Nano micelles' size and structural makeup provide them considerable advantages. They have the recognizable core-shell structure of an amphiphilic molecule. Hydrophobic drugs can bind to the hydrophobic core of Nano micelles, increasing their solubility by a factor of many. Additionally, they can lengthen blood circulation, boost drug stability, and shield them from mononuclear phagocyte-mediated removal. Some target moieties, such as a particular surface receptor, a transporter protein, or the phage fusion protein, could be coupled with Nano micelles, giving them the capacity to specifically target certain targets. Higher selectivity and fewer side effects were achieved by integrating or conjugating with specific assembly units, which allowed PM to release the loaded medicines in response to various extracellular and intracellular biological stimuli. Because they are formed of hydrophobic and biodegradable polymeric nanoparticles, nano micelles have the potential to serve as a local drug depot, ensuring a steady supply of therapeutic agents at the intended illness site and enhancing the efficacy of treatment. PM generally has a diameter between 10 nm to 100 nm. The size range is thought to be perfect for intravenous drug delivery without embolism.

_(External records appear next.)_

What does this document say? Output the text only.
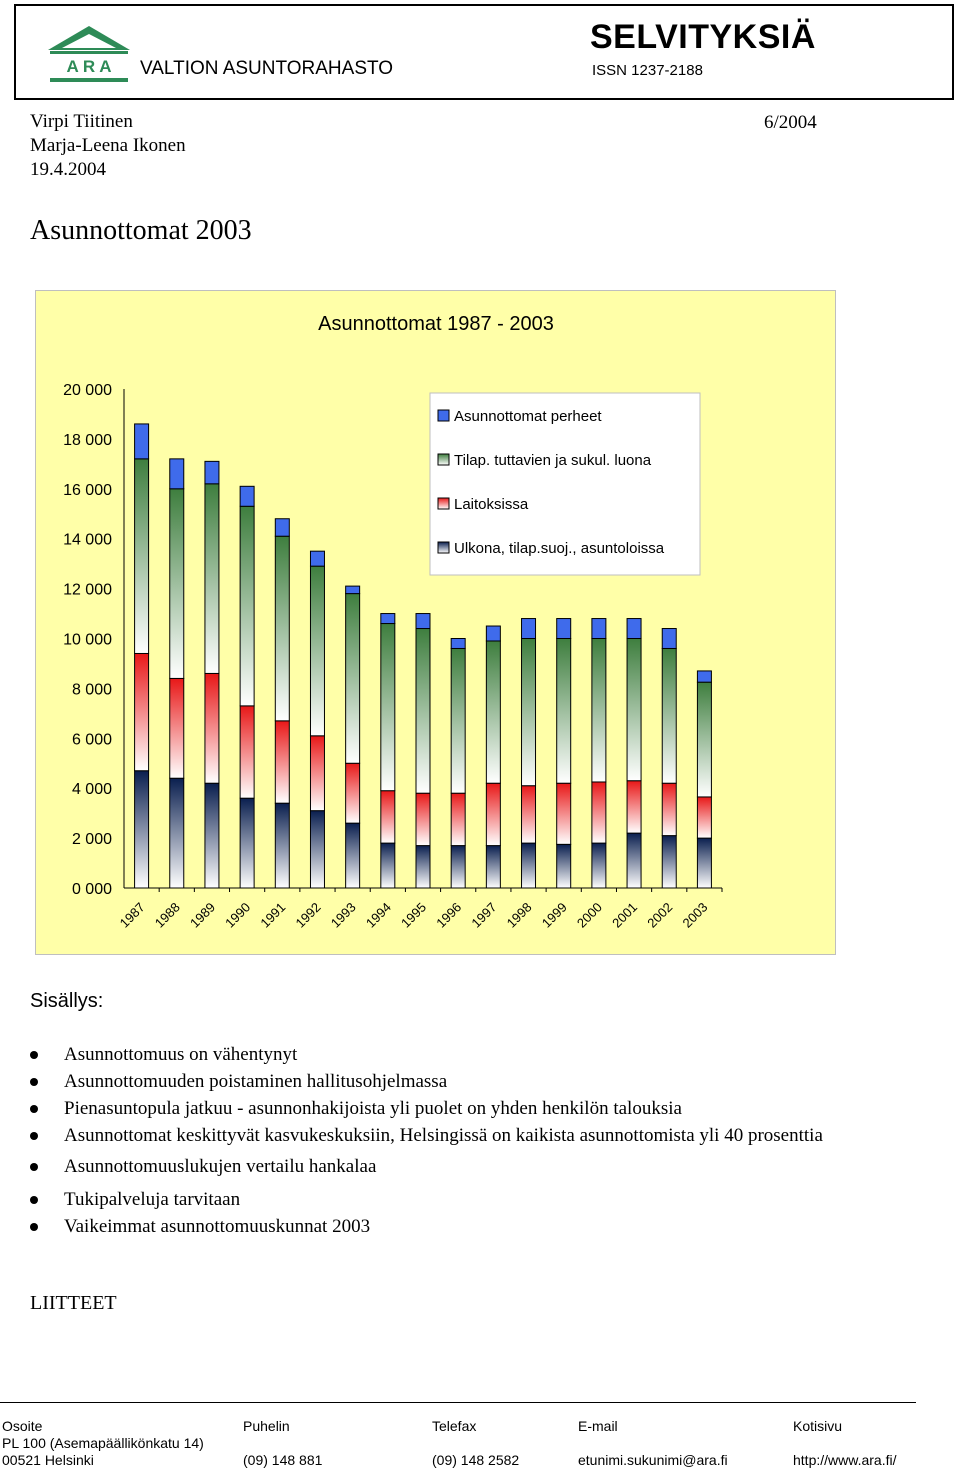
A R A VALTION ASUNTORAHASTO
SELVITYKSIÄ
ISSN 1237-2188
Virpi Tiitinen
Marja-Leena Ikonen
19.4.2004
6/2004
Asunnottomat 2003
Asunnottomat 1987 - 2003
0 000
2 000
4 000
6 000
8 000
10 000
12 000
14 000
16 000
18 000
20 000
1987 1988 1989 1990 1991 1992 1993 1994 1995 1996 1997 1998 1999 2000 2001 2002 2003
Asunnottomat perheet
Tilap. tuttavien ja sukul. luona
Laitoksissa
Ulkona, tilap.suoj., asuntoloissa
Sisällys:
Asunnottomuus on vähentynyt
Asunnottomuuden poistaminen hallitusohjelmassa
Pienasuntopula jatkuu - asunnonhakijoista yli puolet on yhden henkilön talouksia
Asunnottomat keskittyvät kasvukeskuksiin, Helsingissä on kaikista asunnottomista yli 40 prosenttia
Asunnottomuuslukujen vertailu hankalaa
Tukipalveluja tarvitaan
Vaikeimmat asunnottomuuskunnat 2003
LIITTEET
Osoite
PL 100 (Asemapäällikönkatu 14)
00521 Helsinki
Puhelin

(09) 148 881
Telefax

(09) 148 2582
E-mail

etunimi.sukunimi@ara.fi
Kotisivu

http://www.ara.fi/
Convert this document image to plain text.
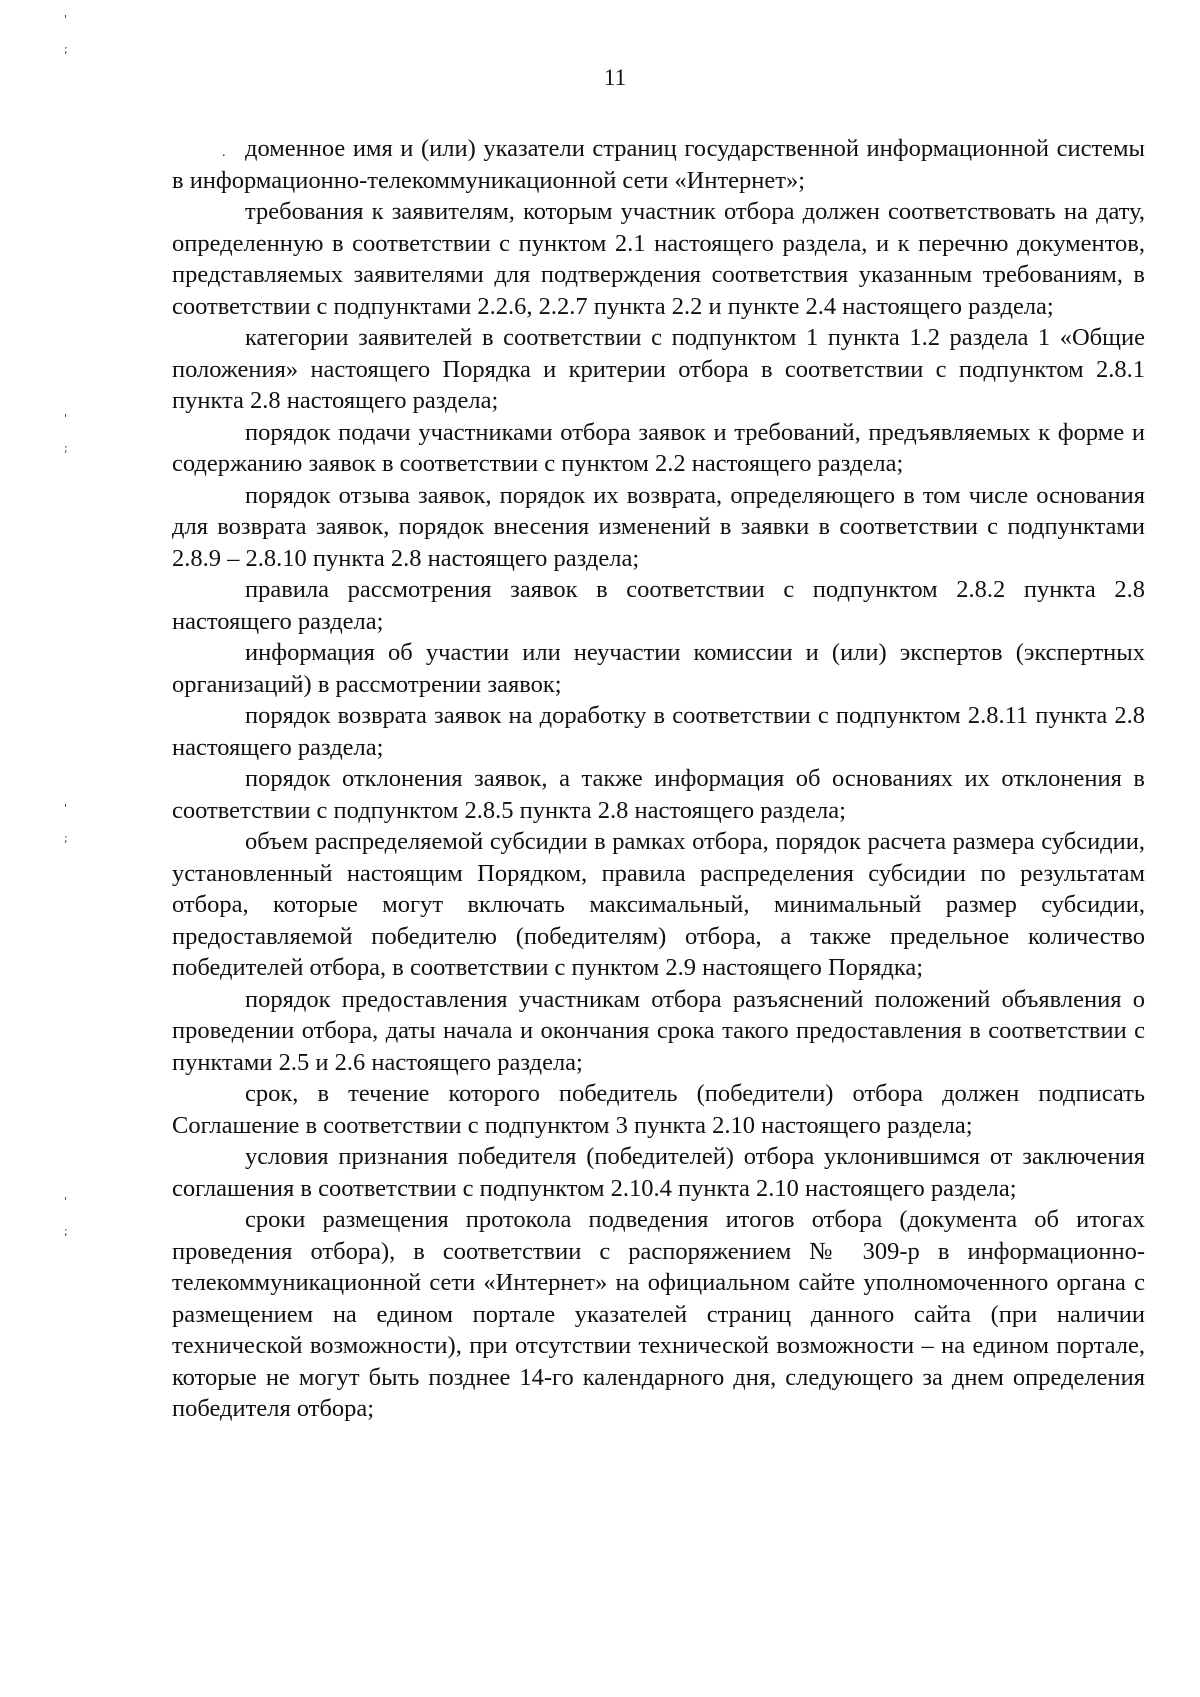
'
;
'
;
'
;
'
;
11
. доменное имя и (или) указатели страниц государственной информационной системы в информационно-телекоммуникационной сети «Интернет»;

требования к заявителям, которым участник отбора должен соответствовать на дату, определенную в соответствии с пунктом 2.1 настоящего раздела, и к перечню документов, представляемых заявителями для подтверждения соответствия указанным требованиям, в соответствии с подпунктами 2.2.6, 2.2.7 пункта 2.2 и пункте 2.4 настоящего раздела;

категории заявителей в соответствии с подпунктом 1 пункта 1.2 раздела 1 «Общие положения» настоящего Порядка и критерии отбора в соответствии с подпунктом 2.8.1 пункта 2.8 настоящего раздела;

порядок подачи участниками отбора заявок и требований, предъявляемых к форме и содержанию заявок в соответствии с пунктом 2.2 настоящего раздела;

порядок отзыва заявок, порядок их возврата, определяющего в том числе основания для возврата заявок, порядок внесения изменений в заявки в соответствии с подпунктами 2.8.9 – 2.8.10 пункта 2.8 настоящего раздела;

правила рассмотрения заявок в соответствии с подпунктом 2.8.2 пункта 2.8 настоящего раздела;

информация об участии или неучастии комиссии и (или) экспертов (экспертных организаций) в рассмотрении заявок;

порядок возврата заявок на доработку в соответствии с подпунктом 2.8.11 пункта 2.8 настоящего раздела;

порядок отклонения заявок, а также информация об основаниях их отклонения в соответствии с подпунктом 2.8.5 пункта 2.8 настоящего раздела;

объем распределяемой субсидии в рамках отбора, порядок расчета размера субсидии, установленный настоящим Порядком, правила распределения субсидии по результатам отбора, которые могут включать максимальный, минимальный размер субсидии, предоставляемой победителю (победителям) отбора, а также предельное количество победителей отбора, в соответствии с пунктом 2.9 настоящего Порядка;

порядок предоставления участникам отбора разъяснений положений объявления о проведении отбора, даты начала и окончания срока такого предоставления в соответствии с пунктами 2.5 и 2.6 настоящего раздела;

срок, в течение которого победитель (победители) отбора должен подписать Соглашение в соответствии с подпунктом 3 пункта 2.10 настоящего раздела;

условия признания победителя (победителей) отбора уклонившимся от заключения соглашения в соответствии с подпунктом 2.10.4 пункта 2.10 настоящего раздела;

сроки размещения протокола подведения итогов отбора (документа об итогах проведения отбора), в соответствии с распоряжением № 309-р в информационно-телекоммуникационной сети «Интернет» на официальном сайте уполномоченного органа с размещением на едином портале указателей страниц данного сайта (при наличии технической возможности), при отсутствии технической возможности – на едином портале, которые не могут быть позднее 14-го календарного дня, следующего за днем определения победителя отбора;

The stability of micelles in blood dreams is the main issue. The Nano micelles are diluted when administered intravenously, which may cause the balance to shift toward the unimer state and cause them to dissociate. The polymer construction can allow the loaded medications to leak out. As a result, further methods should be created to alter the physical-chemical characteristics of micelles for high stability. Micelle's stability has to be further understood through animal research. It might answer the fundamental queries that fluorescence techniques are unable to resolve.

Conclusion

The use of Nanomaterials in nutrition and the food industry is becoming more and more common as Nanobiotechnology advances. Since all of the properties of Nano micelles are contained within a single cage, they have distinctive architecture. Because of their small size, excellent stability, stimulus sensitivity, and sustained release of hydrophobic chemicals, they offer many benefits. They could make poorly soluble bioactive chemicals more stable and bioavailable while providing effective delivery channels for these treatments to reach the intended tissues. The use of Nano micelles in tailored therapy for various chronic diseases has shown promising results, increasing the effectiveness of the treatment. There are still certain problems, though, that require attention. It is impossible to ignore the possibility that nanoparticles used as food ingredients or delivery systems could result in DNA damage, cellular membrane disruption, and cell death, which would subsequently alter how well systems work as a whole. The effects of Nano foods on human and animal health have not yet been extensively studied in in-vivo settings. Therefore, it would be wise to use caution while introducing Nanomaterial into the food and nutrition systems. To further understand their potential negative impacts on humans and the environment, more research needs to be done. For the actual use of Nano foods, appropriate restrictions are required. Testing should be made mandatory, especially safety inspections. Consumers' worries about Nano foods may be allayed by the openness of these problems and the scientific data around them.

If used properly, Nano micelles could significantly alter the bioavailability and bioefficacy of bioactive substances, which would be good for human health.